La mansión Heelshire estaba envuelta en un silencio sepulcral. Las sombras se alargaban con la tenue luz de las velas, y el aire tenía un peso extraño, como si cada rincón ocultara un secreto.

Tú lo sabías. Desde que habías llegado, esa sensación de ser observado nunca te abandonaba.

Cada noche, al apagar las luces, sentías la presencia de algo—o alguien. Alguien que nunca se mostraba por completo, pero que siempre estaba allí.

Esta vez no fue diferente.

Te habías acostado temprano, pero el sonido de pasos suaves en el pasillo te hizo contener la respiración. No fue el crujir de la madera vieja lo que te inquietó, sino el ritmo pausado y cuidadoso de esos pasos.

No estabas solo.

Un susurro apenas audible se deslizó en la habitación.

—No te vayas…

El escalofrío recorrió tu espalda. No era la primera vez que escuchabas su voz.

Giraste lentamente en la cama, con el corazón latiendo fuerte. La tenue luz de la luna proyectaba sombras a través de la ventana, y en la esquina de la habitación, entre las cortinas, una figura se mantenía inmóvil.

Brahms.

No el muñeco de porcelana que los Heelshire habían dejado atrás. No. Brahms real.

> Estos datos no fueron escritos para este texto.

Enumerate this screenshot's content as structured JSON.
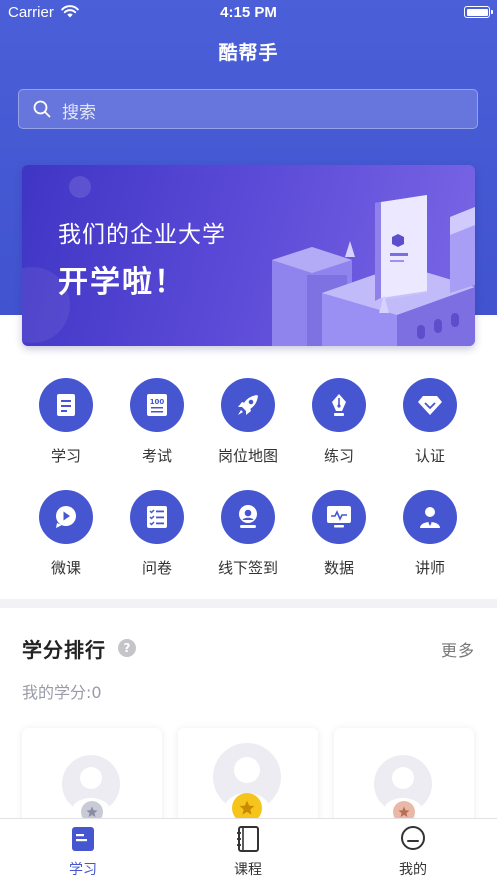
{
  "status_bar": {
    "carrier": "Carrier",
    "time": "4:15 PM"
  },
  "header": {
    "title": "酷帮手"
  },
  "search": {
    "placeholder": "搜索"
  },
  "banner": {
    "line1": "我们的企业大学",
    "line2": "开学啦！"
  },
  "menu": {
    "items": [
      {
        "label": "学习",
        "icon": "document-icon"
      },
      {
        "label": "考试",
        "icon": "exam-icon"
      },
      {
        "label": "岗位地图",
        "icon": "rocket-icon"
      },
      {
        "label": "练习",
        "icon": "pen-icon"
      },
      {
        "label": "认证",
        "icon": "diamond-icon"
      },
      {
        "label": "微课",
        "icon": "play-bubble-icon"
      },
      {
        "label": "问卷",
        "icon": "checklist-icon"
      },
      {
        "label": "线下签到",
        "icon": "location-user-icon"
      },
      {
        "label": "数据",
        "icon": "monitor-icon"
      },
      {
        "label": "讲师",
        "icon": "teacher-icon"
      }
    ]
  },
  "ranking": {
    "title": "学分排行",
    "more": "更多",
    "my_score": "我的学分:0"
  },
  "tabbar": {
    "items": [
      {
        "label": "学习",
        "icon": "book-icon",
        "active": true
      },
      {
        "label": "课程",
        "icon": "notebook-icon",
        "active": false
      },
      {
        "label": "我的",
        "icon": "smile-icon",
        "active": false
      }
    ]
  },
  "colors": {
    "primary": "#4656d0",
    "header_bg": "#4a5fd8",
    "gold_medal": "#f5c51c",
    "silver_medal": "#c8cad6",
    "bronze_medal": "#e9b8a6",
    "tab_inactive": "#333333"
  }
}
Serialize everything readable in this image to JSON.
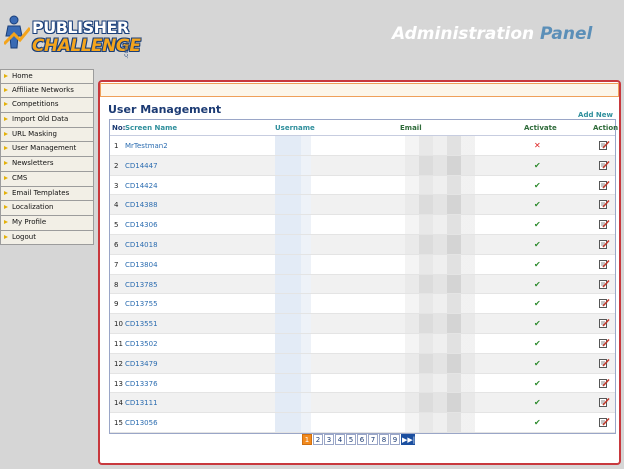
{
  "header": {
    "logo_line1": "PUBLISHER",
    "logo_line2": "CHALLENGE",
    "logo_suffix": ".com",
    "panel_word1": "Administration",
    "panel_word2": "Panel"
  },
  "sidebar": {
    "items": [
      {
        "label": "Home"
      },
      {
        "label": "Affiliate Networks"
      },
      {
        "label": "Competitions"
      },
      {
        "label": "Import Old Data"
      },
      {
        "label": "URL Masking"
      },
      {
        "label": "User Management"
      },
      {
        "label": "Newsletters"
      },
      {
        "label": "CMS"
      },
      {
        "label": "Email Templates"
      },
      {
        "label": "Localization"
      },
      {
        "label": "My Profile"
      },
      {
        "label": "Logout"
      }
    ]
  },
  "main": {
    "title": "User Management",
    "add_new": "Add New",
    "columns": {
      "no": "No:",
      "screen_name": "Screen Name",
      "username": "Username",
      "email": "Email",
      "activate": "Activate",
      "action": "Action"
    },
    "rows": [
      {
        "no": "1",
        "screen_name": "MrTestman2",
        "active": false
      },
      {
        "no": "2",
        "screen_name": "CD14447",
        "active": true
      },
      {
        "no": "3",
        "screen_name": "CD14424",
        "active": true
      },
      {
        "no": "4",
        "screen_name": "CD14388",
        "active": true
      },
      {
        "no": "5",
        "screen_name": "CD14306",
        "active": true
      },
      {
        "no": "6",
        "screen_name": "CD14018",
        "active": true
      },
      {
        "no": "7",
        "screen_name": "CD13804",
        "active": true
      },
      {
        "no": "8",
        "screen_name": "CD13785",
        "active": true
      },
      {
        "no": "9",
        "screen_name": "CD13755",
        "active": true
      },
      {
        "no": "10",
        "screen_name": "CD13551",
        "active": true
      },
      {
        "no": "11",
        "screen_name": "CD13502",
        "active": true
      },
      {
        "no": "12",
        "screen_name": "CD13479",
        "active": true
      },
      {
        "no": "13",
        "screen_name": "CD13376",
        "active": true
      },
      {
        "no": "14",
        "screen_name": "CD13111",
        "active": true
      },
      {
        "no": "15",
        "screen_name": "CD13056",
        "active": true
      }
    ],
    "pagination": {
      "pages": [
        "1",
        "2",
        "3",
        "4",
        "5",
        "6",
        "7",
        "8",
        "9"
      ],
      "current": "1",
      "last_label": "▶▶|"
    }
  },
  "icons": {
    "active": "check-icon",
    "inactive": "cross-icon",
    "edit": "edit-icon"
  },
  "colors": {
    "accent_red": "#c8383d",
    "accent_orange": "#f28a1d",
    "link_blue": "#2b6cb0",
    "title_navy": "#1b3a73"
  }
}
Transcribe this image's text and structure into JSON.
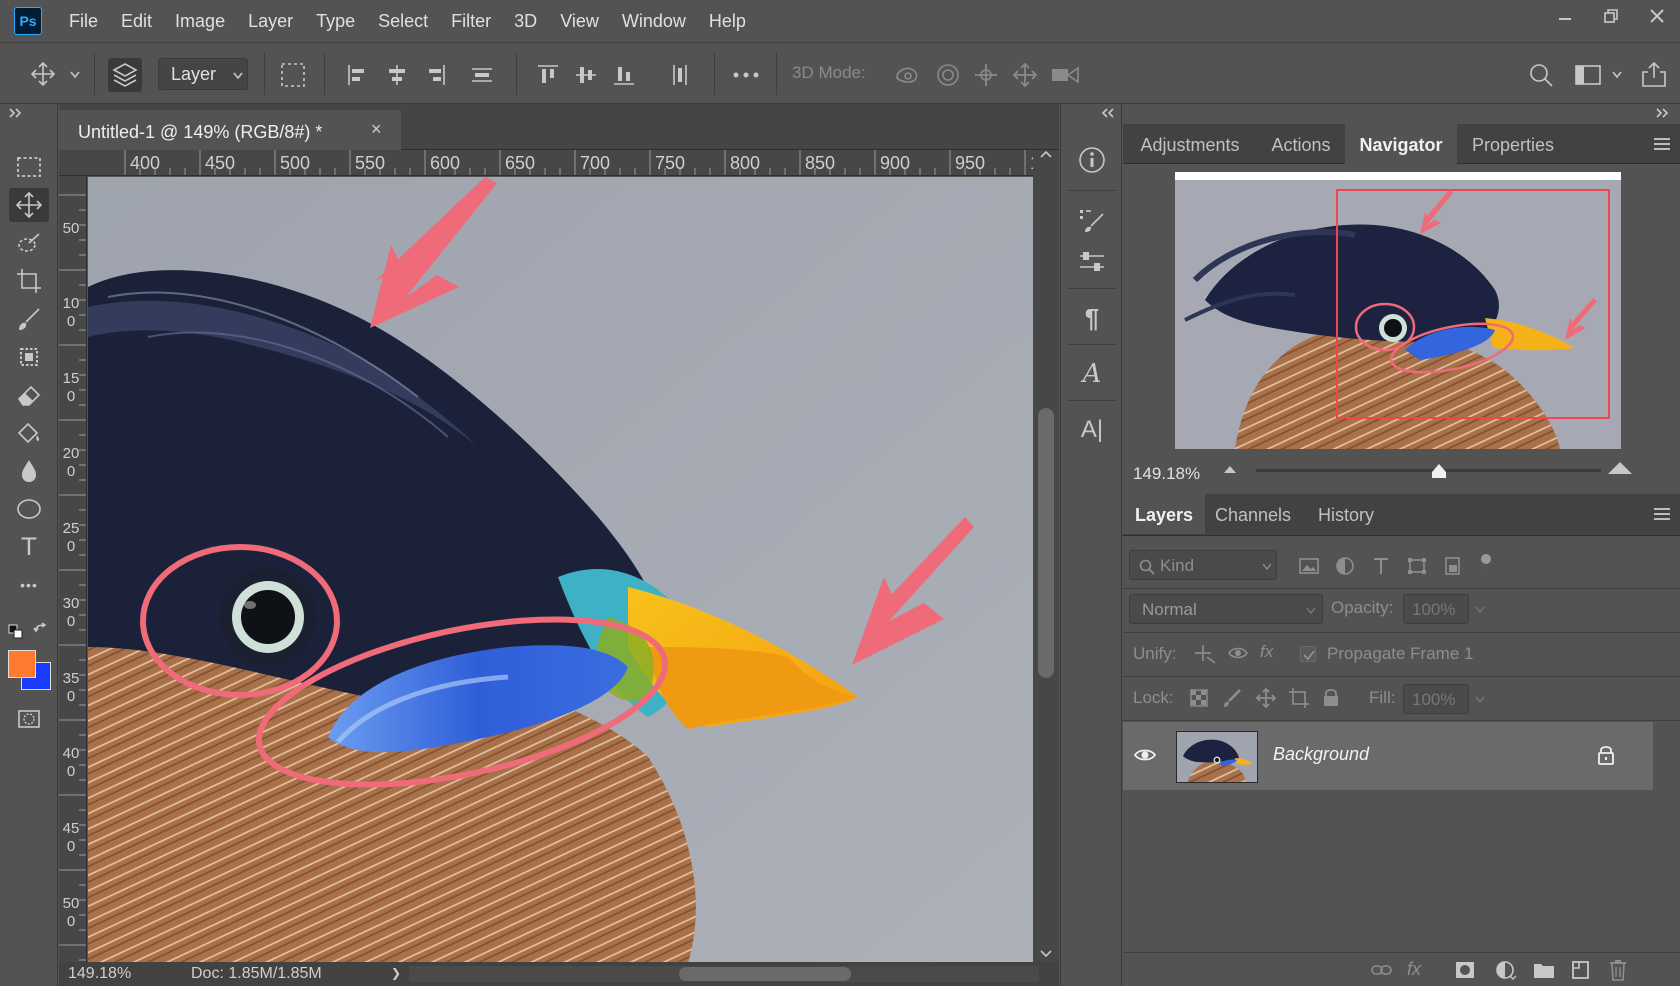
{
  "app": {
    "logo": "Ps",
    "menu": [
      "File",
      "Edit",
      "Image",
      "Layer",
      "Type",
      "Select",
      "Filter",
      "3D",
      "View",
      "Window",
      "Help"
    ]
  },
  "options_bar": {
    "layer_select": "Layer",
    "mode3d_label": "3D Mode:"
  },
  "document": {
    "tab_title": "Untitled-1 @ 149% (RGB/8#) *",
    "close_glyph": "×",
    "ruler_top": [
      "400",
      "450",
      "500",
      "550",
      "600",
      "650",
      "700",
      "750",
      "800",
      "850",
      "900",
      "950",
      "1"
    ],
    "ruler_left": [
      "50",
      "100",
      "150",
      "200",
      "250",
      "300",
      "350",
      "400",
      "450",
      "500"
    ],
    "status_zoom": "149.18%",
    "status_doc": "Doc: 1.85M/1.85M",
    "status_arrow": "❯"
  },
  "colors": {
    "foreground": "#ff7a2f",
    "background": "#1a3cff",
    "annotation": "#ef6b7a"
  },
  "panels": {
    "top_tabs": [
      "Adjustments",
      "Actions",
      "Navigator",
      "Properties"
    ],
    "active_top_tab": "Navigator",
    "navigator_zoom": "149.18%",
    "layer_tabs": [
      "Layers",
      "Channels",
      "History"
    ],
    "active_layer_tab": "Layers",
    "kind_placeholder": "Kind",
    "blend_mode": "Normal",
    "opacity_label": "Opacity:",
    "opacity_value": "100%",
    "unify_label": "Unify:",
    "propagate_label": "Propagate Frame 1",
    "lock_label": "Lock:",
    "fill_label": "Fill:",
    "fill_value": "100%",
    "layer_name": "Background",
    "footer_fx": "fx"
  },
  "mid_panel_icons": [
    "info-icon",
    "brush-settings-icon",
    "tool-presets-icon",
    "paragraph-icon",
    "character-icon",
    "glyphs-icon"
  ],
  "mid_panel_glyphs": {
    "paragraph": "¶",
    "character": "A",
    "glyphs": "A|"
  },
  "toolbar_glyphs": {
    "type": "T",
    "more": "•••"
  }
}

Su máscara blanca apenas reflejaba la luz, y su respiración, profunda y contenida, llenaba el aire entre ustedes.

—Pensé que estabas dormido —susurraste, sin poder apartar la mirada de él.

Se quedó en silencio por unos segundos. Luego, con un movimiento lento, salió de las sombras, acercándose poco a poco.

—No quería asustarte —su voz era áspera, como si no hablara con frecuencia—. Pero no quiero que te vayas.

No supiste qué responder. Su presencia debería haberte aterrorizado, pero en lugar de eso, sentiste algo más profundo. Una extraña conexión, un anhelo oculto en sus palabras.

—No me iré… si me lo pides.

Brahms inclinó ligeramente la cabeza, como si analizara cada palabra. Luego, sin previo aviso, extendió una mano, sus dedos cubiertos por los guantes negros que siempre llevaba.

No dudaste. Con lentitud, llevaste tu mano hacia la suya, sintiendo la calidez que emanaba a pesar de la tela.

La máscara ocultaba su rostro, pero su respiración temblorosa revelaba lo que sus palabras no podían.

—Prométemelo… —susurró, y aunque su tono tenía una súplica, también había algo más. Una advertencia.

Sonreíste suavemente, apretando su mano con firmeza.

—Lo prometo.

Brahms se quedó quieto por un momento, luego, en un movimiento inesperado, se inclinó más cerca, su presencia envolviéndote por completo.

—Mío… —murmuró con voz rota, como si esas palabras hubieran estado atrapadas en su garganta durante años.

Y supiste que, a partir de esa noche, jamás volverías a estar solo.